University President Wallace Loh and Gov. Martin O’Malley

The state is hoping to shore up its business relationships with Israel, and this university will play a crucial role in advancing a partnership that centers on furthering the state’s innovative and entrepreneurial technology-driven economy.

Last week, Gov. Martin O’Malley returned from visits to Israel and Jordan and announced the formation of the Maryland/Israel Development Partnership. Through the Maryland Venture Fund, the collaboration will work to connect state businesses with those in Israel, playing off the strengths of both economies in the cybersecurity and life sciences sectors.

The state’s Department of Business and Economic Development and the Office of the Chief Scientist in the Israeli Ministry of Industry, Trade and Labor will fund two companies — one from the state and one from Israel — to help joint development and research become a commercial product.

The program is a essentially a relaunch of a 2004 campaign to bring Israeli companies and their influence to this state’s technology industry, which ultimately fell short of expectations when it became difficult for this state and Israel to find the right companies and to get them to collaborate as a joint venture.

“It’s been difficult to have all three of those stars align,” said Thomas Dann, managing director of the Maryland Venture Fund.

But Dann hopes the effort will find success this time around.

O’Malley’s InvestMaryland initiative — a venture capital program under the stewardship of DBED and the Maryland Venture Fund — has successfully raised $84 million, which will provide the funding needed to keep the partnerships afloat, Dann said.

The state has also reached out to Massachusetts, which has already seen success in joint venture programs with companies in Israel.

“This is an experiment,” Dann said. “We’re trying to make this concept work, and we think we got more ammunition to make this work.”

It helps that the two economies complement each other, Dann said, a fact university entrepreneurs have figured out as they work to bolster their own business relationships with Israel.

Eco Branding, a sustainability communications firm created by three university students and alumni, has seen a healthy economic relationship between the state and Israel, said Jake Rozmaryn, the company’s founder and CEO.

The technology sectors in both economies, he added, are advanced and will continue to advance by using the university as an incubator.
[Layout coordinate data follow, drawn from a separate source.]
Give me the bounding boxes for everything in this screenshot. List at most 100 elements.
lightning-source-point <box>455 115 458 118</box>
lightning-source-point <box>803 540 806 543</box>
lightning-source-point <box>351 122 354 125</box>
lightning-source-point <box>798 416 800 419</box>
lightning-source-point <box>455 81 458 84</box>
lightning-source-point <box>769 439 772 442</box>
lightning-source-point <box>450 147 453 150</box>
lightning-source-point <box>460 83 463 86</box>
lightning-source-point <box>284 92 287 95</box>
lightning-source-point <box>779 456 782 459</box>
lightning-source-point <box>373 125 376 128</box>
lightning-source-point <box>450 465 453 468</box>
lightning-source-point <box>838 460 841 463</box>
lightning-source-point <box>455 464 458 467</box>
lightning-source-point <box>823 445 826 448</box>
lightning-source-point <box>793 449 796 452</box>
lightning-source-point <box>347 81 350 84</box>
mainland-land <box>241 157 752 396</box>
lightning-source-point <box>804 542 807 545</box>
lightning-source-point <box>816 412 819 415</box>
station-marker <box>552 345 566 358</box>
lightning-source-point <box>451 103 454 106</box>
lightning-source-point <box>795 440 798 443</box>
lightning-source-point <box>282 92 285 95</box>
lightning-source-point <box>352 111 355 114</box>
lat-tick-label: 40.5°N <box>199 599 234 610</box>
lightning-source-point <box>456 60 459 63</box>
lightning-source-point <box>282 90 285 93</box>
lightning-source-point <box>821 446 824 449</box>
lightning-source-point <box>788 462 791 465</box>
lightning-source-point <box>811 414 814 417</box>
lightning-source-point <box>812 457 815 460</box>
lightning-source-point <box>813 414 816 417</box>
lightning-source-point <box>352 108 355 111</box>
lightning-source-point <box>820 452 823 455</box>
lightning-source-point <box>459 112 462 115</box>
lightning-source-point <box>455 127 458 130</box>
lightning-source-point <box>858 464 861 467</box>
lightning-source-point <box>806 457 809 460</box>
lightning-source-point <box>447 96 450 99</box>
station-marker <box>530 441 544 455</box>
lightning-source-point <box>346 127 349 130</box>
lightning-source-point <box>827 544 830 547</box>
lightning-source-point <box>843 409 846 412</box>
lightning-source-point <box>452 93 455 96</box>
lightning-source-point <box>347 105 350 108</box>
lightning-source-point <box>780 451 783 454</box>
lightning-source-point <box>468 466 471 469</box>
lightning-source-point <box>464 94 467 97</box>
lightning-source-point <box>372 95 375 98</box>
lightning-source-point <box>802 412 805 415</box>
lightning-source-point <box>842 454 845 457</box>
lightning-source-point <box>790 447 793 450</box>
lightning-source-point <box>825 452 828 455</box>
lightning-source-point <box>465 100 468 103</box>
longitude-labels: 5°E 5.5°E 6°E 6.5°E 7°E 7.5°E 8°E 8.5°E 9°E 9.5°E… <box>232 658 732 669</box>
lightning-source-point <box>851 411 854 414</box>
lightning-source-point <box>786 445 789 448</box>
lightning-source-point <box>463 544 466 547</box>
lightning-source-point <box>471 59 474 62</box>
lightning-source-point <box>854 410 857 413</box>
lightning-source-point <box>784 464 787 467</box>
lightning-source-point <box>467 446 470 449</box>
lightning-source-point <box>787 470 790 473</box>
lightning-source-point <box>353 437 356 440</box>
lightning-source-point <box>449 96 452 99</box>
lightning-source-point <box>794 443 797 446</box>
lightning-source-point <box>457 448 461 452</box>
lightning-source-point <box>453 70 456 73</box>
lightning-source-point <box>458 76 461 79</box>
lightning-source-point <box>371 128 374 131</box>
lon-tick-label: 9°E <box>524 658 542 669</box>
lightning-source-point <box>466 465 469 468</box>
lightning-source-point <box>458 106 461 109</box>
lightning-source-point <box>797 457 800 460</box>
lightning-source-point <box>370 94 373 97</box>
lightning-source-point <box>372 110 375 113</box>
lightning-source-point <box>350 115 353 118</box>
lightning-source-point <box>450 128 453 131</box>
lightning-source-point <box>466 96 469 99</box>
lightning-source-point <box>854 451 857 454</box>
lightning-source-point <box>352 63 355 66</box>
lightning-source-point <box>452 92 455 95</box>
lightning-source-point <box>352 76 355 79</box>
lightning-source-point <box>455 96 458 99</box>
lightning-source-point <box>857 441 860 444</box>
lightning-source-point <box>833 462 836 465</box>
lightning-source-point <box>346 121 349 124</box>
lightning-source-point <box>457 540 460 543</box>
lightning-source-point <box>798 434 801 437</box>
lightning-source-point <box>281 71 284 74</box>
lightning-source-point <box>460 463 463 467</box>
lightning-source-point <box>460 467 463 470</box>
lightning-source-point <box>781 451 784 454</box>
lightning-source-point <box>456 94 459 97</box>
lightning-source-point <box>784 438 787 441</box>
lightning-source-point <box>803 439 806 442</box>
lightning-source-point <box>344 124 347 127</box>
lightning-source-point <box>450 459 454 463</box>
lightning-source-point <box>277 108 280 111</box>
“As the flagship university within the state, University of Maryland is going to play a key role in the development of these new technologies,” Rozmaryn said, “and having a partner like Israel that is so advanced in terms of what they’re producing really will give University of Maryland a strategic advantage to capitalize on what is going on in Israel.”

Eco Branding helps “facilitate the transition” as Israeli products move from the development stage to the commercialization stage, Rozmaryn said. The company focuses on sustainability, he said, adding these industries are examples of where the state and Israel work well together.

“There are serious opportunities for joint ventures between Israeli companies and Maryland companies, particularly in the area of clean tech and energy efficiency,” Rozmaryn said. “These industries are growing and are coming to Maryland.”

Israel is also a producer of medical technologies, which often make it into this state.

Joint business ventures would help facilitate such technology-sharing to the benefit of both economies, said Ira Rickman, president of TAMID Israel Investment Group, a student-led initiative that works to connect entrepreneurial-minded students with the Israeli business community.

“You see a lot of Israeli companies that will actually set up shop here in Maryland,” said Rickman, a junior economics and finance major. “It’s an easy way for these technologies to get themselves into Maryland’s economy.”

As a keystone of this university, entrepreneurship serves an important role in the Israeli-Maryland business relationship, said Rickman, adding Israel is a good outlet for entrepreneurship and can play off of the university’s strengths.

“Finding ways to learn from and study with, and capture some of those innovative capacities and thinking abilities are really important toward building our entrepreneurship,” Rickman said.